Not reporting the penalty type: Always specify whether you used SCAD or MCP, along with the gamma value and lambda selection method.
Using SCAD/MCP for very high dimensional data (p >> 10n): In extremely high-dimensional settings, LASSO or Elastic Net may be more stable. SCAD/MCP work best when p is moderately large relative to n.
Ignoring the suitability assessment: The traffic-light report is there for a reason. A red flag on multicollinearity or sample size means the selected model may not be trustworthy. Consider the suggested remedies (reduce covariates, use elastic net mixing, increase sample size).

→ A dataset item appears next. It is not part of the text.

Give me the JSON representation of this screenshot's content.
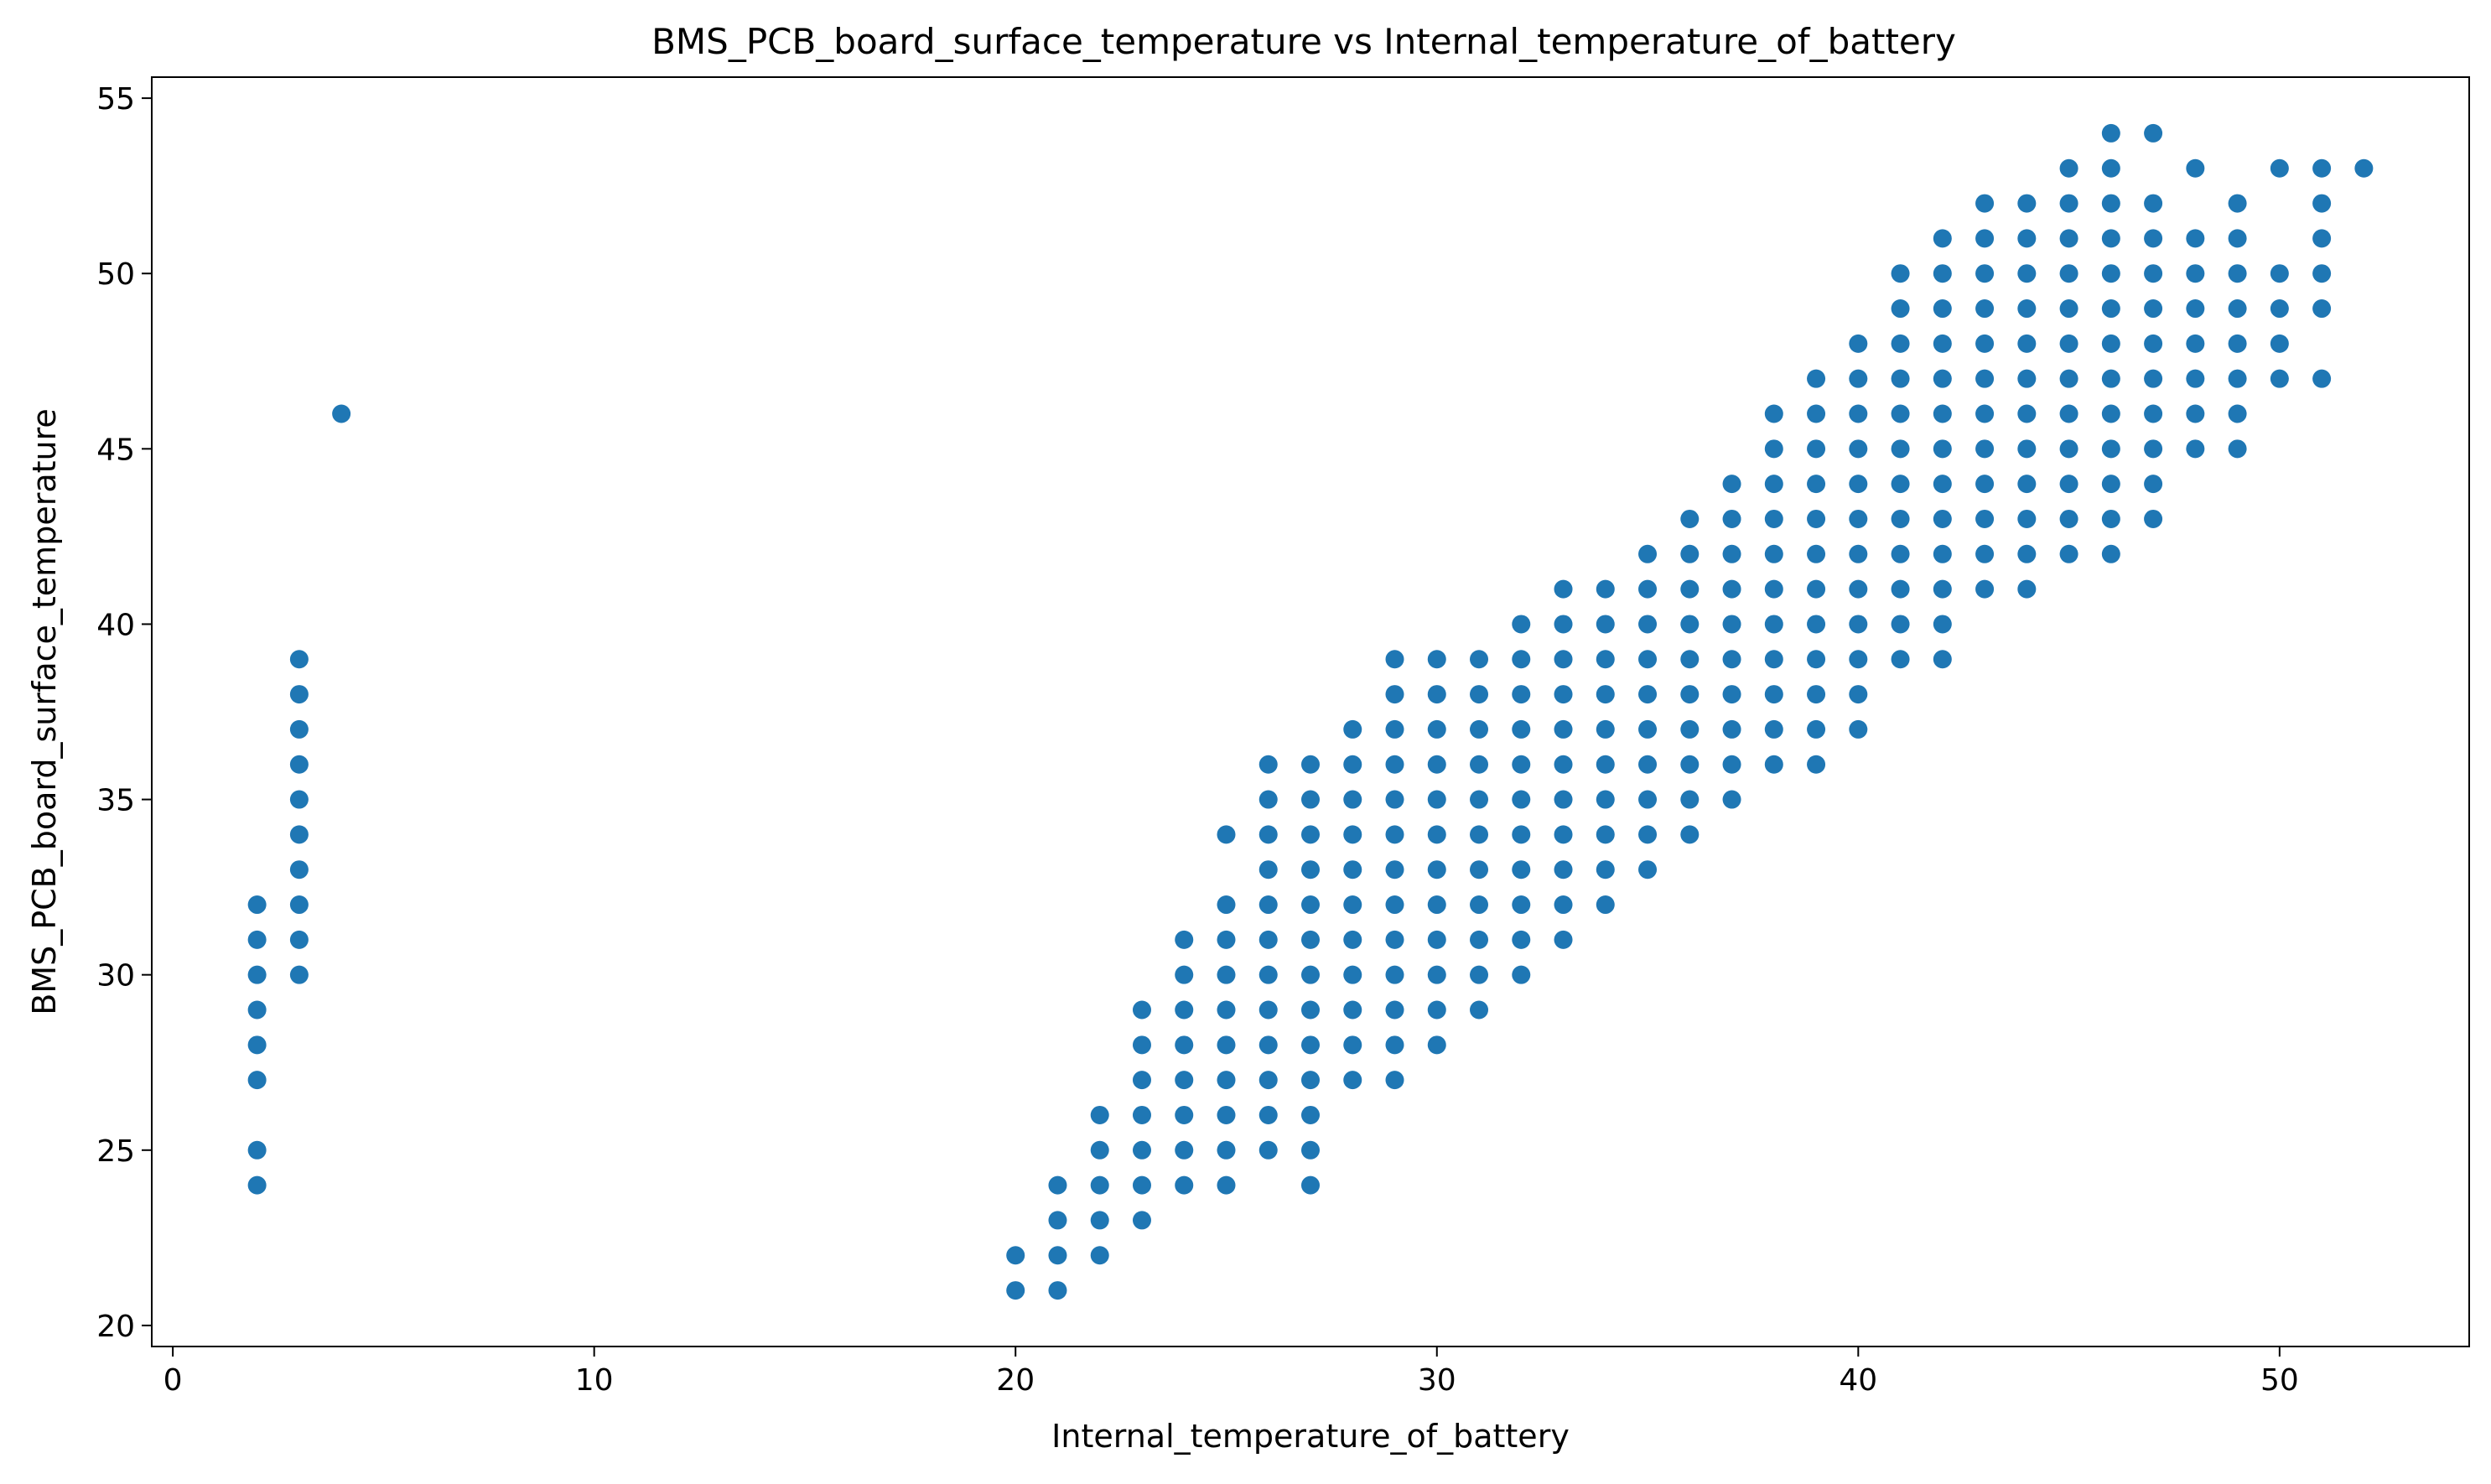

Post-selection inference: Coefficients from SCAD/MCP are selected coefficients. Standard confidence intervals and p-values from a refit Cox model on the selected variables are not valid for inference because the selection step was not accounted for. If formal inference is needed, consider methods such as selective inference (Lee et al., 2016) or sample splitting. The coefficients reported here are appropriate for prediction and variable ranking, but should not be interpreted as confirmed causal effects without further validation.

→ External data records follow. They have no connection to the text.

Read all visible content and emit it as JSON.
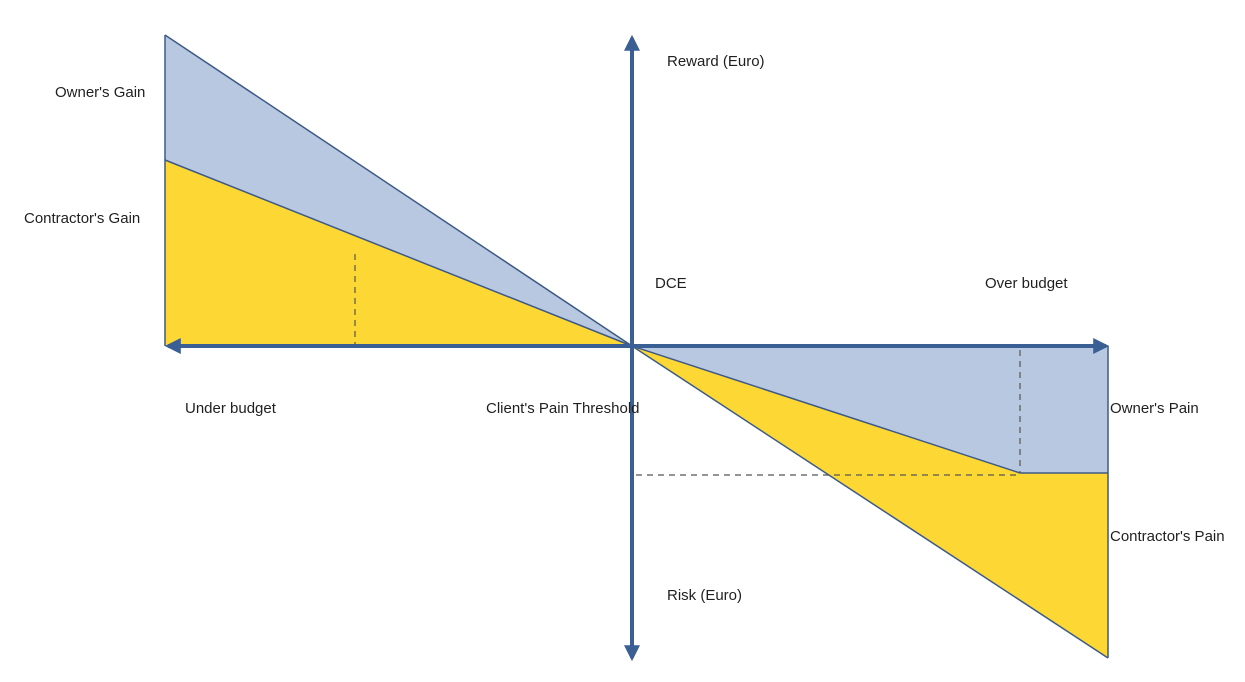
{
  "labels": {
    "reward": "Reward (Euro)",
    "risk": "Risk (Euro)",
    "dce": "DCE",
    "over_budget": "Over budget",
    "under_budget": "Under budget",
    "pain_threshold": "Client's Pain Threshold",
    "owners_gain": "Owner's Gain",
    "contractors_gain": "Contractor's Gain",
    "owners_pain": "Owner's Pain",
    "contractors_pain": "Contractor's Pain"
  },
  "colors": {
    "owner_fill": "#b8c8e1",
    "contractor_fill": "#fdd835",
    "axis": "#3a5f94",
    "edge": "#3d5a87",
    "dashed": "#555555"
  }
}
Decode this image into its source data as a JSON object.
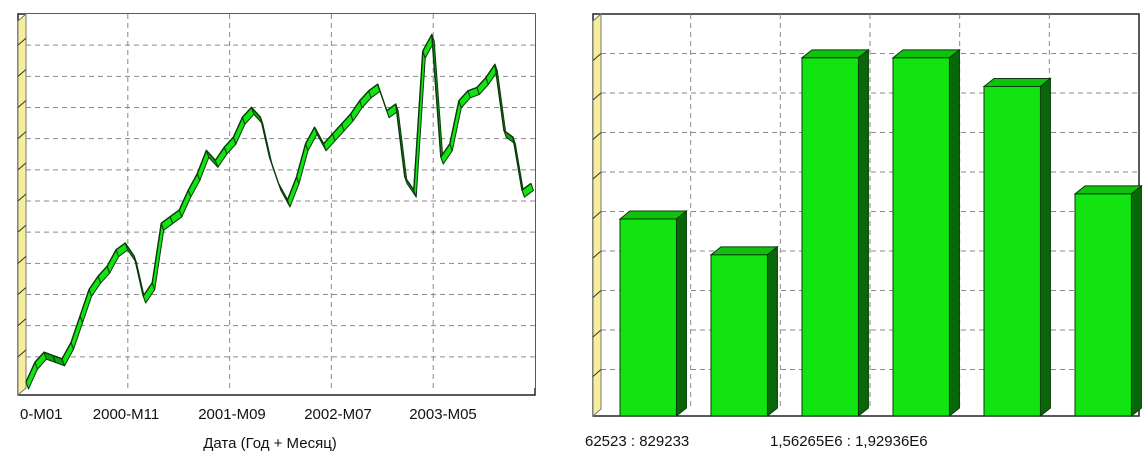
{
  "chart_data": [
    {
      "type": "line",
      "style": "3d-ribbon",
      "title": "",
      "xlabel": "Дата (Год + Месяц)",
      "ylabel": "",
      "x_tick_labels": [
        "0-M01",
        "2000-M11",
        "2001-M09",
        "2002-M07",
        "2003-M05"
      ],
      "grid": true,
      "series": [
        {
          "color": "#11e411",
          "values": [
            0,
            6,
            9,
            8,
            7,
            12,
            20,
            28,
            32,
            35,
            40,
            42,
            38,
            26,
            30,
            48,
            50,
            52,
            58,
            63,
            70,
            67,
            71,
            74,
            80,
            83,
            80,
            68,
            60,
            55,
            62,
            72,
            77,
            72,
            75,
            78,
            81,
            85,
            88,
            90,
            82,
            84,
            62,
            58,
            100,
            105,
            68,
            72,
            85,
            88,
            89,
            92,
            96,
            76,
            74,
            58,
            60
          ]
        }
      ],
      "ylim": [
        0,
        110
      ]
    },
    {
      "type": "bar",
      "style": "3d",
      "title": "",
      "categories": [
        "62523 : 829233",
        "",
        "",
        "1,56265E6 : 1,92936E6",
        "",
        ""
      ],
      "values": [
        55,
        45,
        100,
        100,
        92,
        62
      ],
      "ylim": [
        0,
        110
      ],
      "grid": true,
      "bar_color": "#11e411"
    }
  ]
}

Related ClinicoPath Functions
| Function | Use When |
|---|---|
LASSO Cox (lassocox) |
Standard LASSO with suitability assessment |
Adaptive LASSO (adaptivelasso) |
Two-stage adaptive weights approach |
High-Dimensional Cox (highdimcox) |
Multiple regularization methods unified |
PLS Cox (plscox) |
Dimensionality reduction for very high p |
| Multivariable Survival | Standard Cox, no regularization needed |
References
- Fan J, Li R. Variable selection via nonconcave penalized likelihood and its oracle properties. J Am Stat Assoc. 2001;96(456):1348-1360.

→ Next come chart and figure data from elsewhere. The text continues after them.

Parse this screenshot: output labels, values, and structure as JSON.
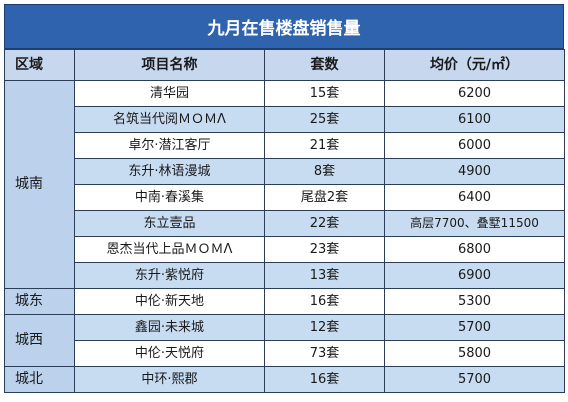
{
  "title": "九月在售楼盘销售量",
  "headers": [
    "区域",
    "项目名称",
    "套数",
    "均价（元/㎡）"
  ],
  "groups": [
    {
      "region": "城南",
      "rows": [
        {
          "name": "清华园",
          "units": "15套",
          "price": "6200"
        },
        {
          "name": "名筑当代阅ＭＯＭΛ",
          "units": "25套",
          "price": "6100"
        },
        {
          "name": "卓尔·潜江客厅",
          "units": "21套",
          "price": "6000"
        },
        {
          "name": "东升·林语漫城",
          "units": "8套",
          "price": "4900"
        },
        {
          "name": "中南·春溪集",
          "units": "尾盘2套",
          "price": "6400"
        },
        {
          "name": "东立壹品",
          "units": "22套",
          "price": "高层7700、叠墅11500"
        },
        {
          "name": "恩杰当代上品ＭＯＭΛ",
          "units": "23套",
          "price": "6800"
        },
        {
          "name": "东升·紫悦府",
          "units": "13套",
          "price": "6900"
        }
      ]
    },
    {
      "region": "城东",
      "rows": [
        {
          "name": "中伦·新天地",
          "units": "16套",
          "price": "5300"
        }
      ]
    },
    {
      "region": "城西",
      "rows": [
        {
          "name": "鑫园·未来城",
          "units": "12套",
          "price": "5700"
        },
        {
          "name": "中伦·天悦府",
          "units": "73套",
          "price": "5800"
        }
      ]
    },
    {
      "region": "城北",
      "rows": [
        {
          "name": "中环·熙郡",
          "units": "16套",
          "price": "5700"
        }
      ]
    }
  ]
}
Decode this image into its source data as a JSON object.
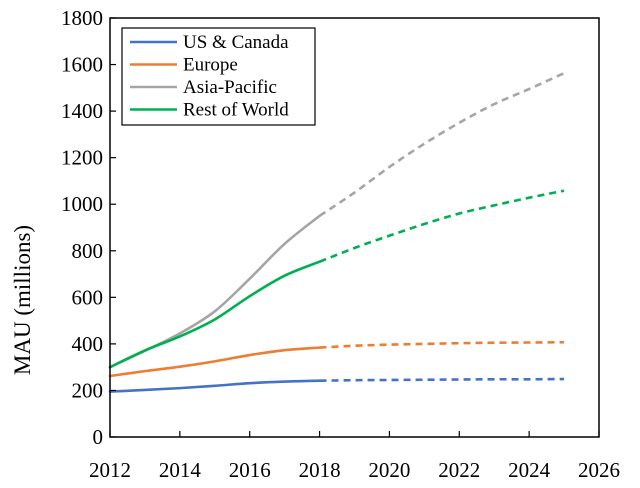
{
  "chart_data": {
    "type": "line",
    "title": "",
    "xlabel": "",
    "ylabel": "MAU (millions)",
    "xlim": [
      2012,
      2026
    ],
    "ylim": [
      0,
      1800
    ],
    "x_ticks": [
      "2012",
      "2014",
      "2016",
      "2018",
      "2020",
      "2022",
      "2024",
      "2026"
    ],
    "y_ticks": [
      "0",
      "200",
      "400",
      "600",
      "800",
      "1000",
      "1200",
      "1400",
      "1600",
      "1800"
    ],
    "grid": false,
    "legend_position": "top-left",
    "forecast_start": 2018,
    "series": [
      {
        "name": "US & Canada",
        "color": "#4472c4",
        "x": [
          2012,
          2013,
          2014,
          2015,
          2016,
          2017,
          2018,
          2019,
          2020,
          2021,
          2022,
          2023,
          2024,
          2025
        ],
        "values": [
          195,
          202,
          210,
          220,
          231,
          238,
          242,
          244,
          245,
          246,
          247,
          248,
          248,
          249
        ]
      },
      {
        "name": "Europe",
        "color": "#ed7d31",
        "x": [
          2012,
          2013,
          2014,
          2015,
          2016,
          2017,
          2018,
          2019,
          2020,
          2021,
          2022,
          2023,
          2024,
          2025
        ],
        "values": [
          262,
          283,
          302,
          325,
          352,
          373,
          384,
          392,
          397,
          400,
          403,
          405,
          406,
          407
        ]
      },
      {
        "name": "Asia-Pacific",
        "color": "#a5a5a5",
        "x": [
          2012,
          2013,
          2014,
          2015,
          2016,
          2017,
          2018,
          2019,
          2020,
          2021,
          2022,
          2023,
          2024,
          2025
        ],
        "values": [
          300,
          370,
          445,
          540,
          680,
          830,
          950,
          1050,
          1160,
          1260,
          1350,
          1430,
          1495,
          1563
        ]
      },
      {
        "name": "Rest of World",
        "color": "#00b050",
        "x": [
          2012,
          2013,
          2014,
          2015,
          2016,
          2017,
          2018,
          2019,
          2020,
          2021,
          2022,
          2023,
          2024,
          2025
        ],
        "values": [
          300,
          372,
          432,
          505,
          605,
          693,
          753,
          812,
          865,
          915,
          960,
          995,
          1028,
          1058
        ]
      }
    ]
  }
}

- Zhang CH. Nearly unbiased variable selection under minimax concave penalty. Ann Stat. 2010;38(2):894-942.
- Breheny P, Huang J. Coordinate descent algorithms for nonconvex penalized regression, with applications to biological feature selection. Ann Appl Stat. 2011;5(1):232-253.
- Fan J, Li R. Variable selection for Cox’s proportional hazards model and frailty model. Ann Stat. 2002;30(1):74-99.
- Lee JD, Sun DL, Sun Y, Taylor JE. Exact post-selection inference, with application to the lasso. Ann Stat. 2016;44(3):907-927.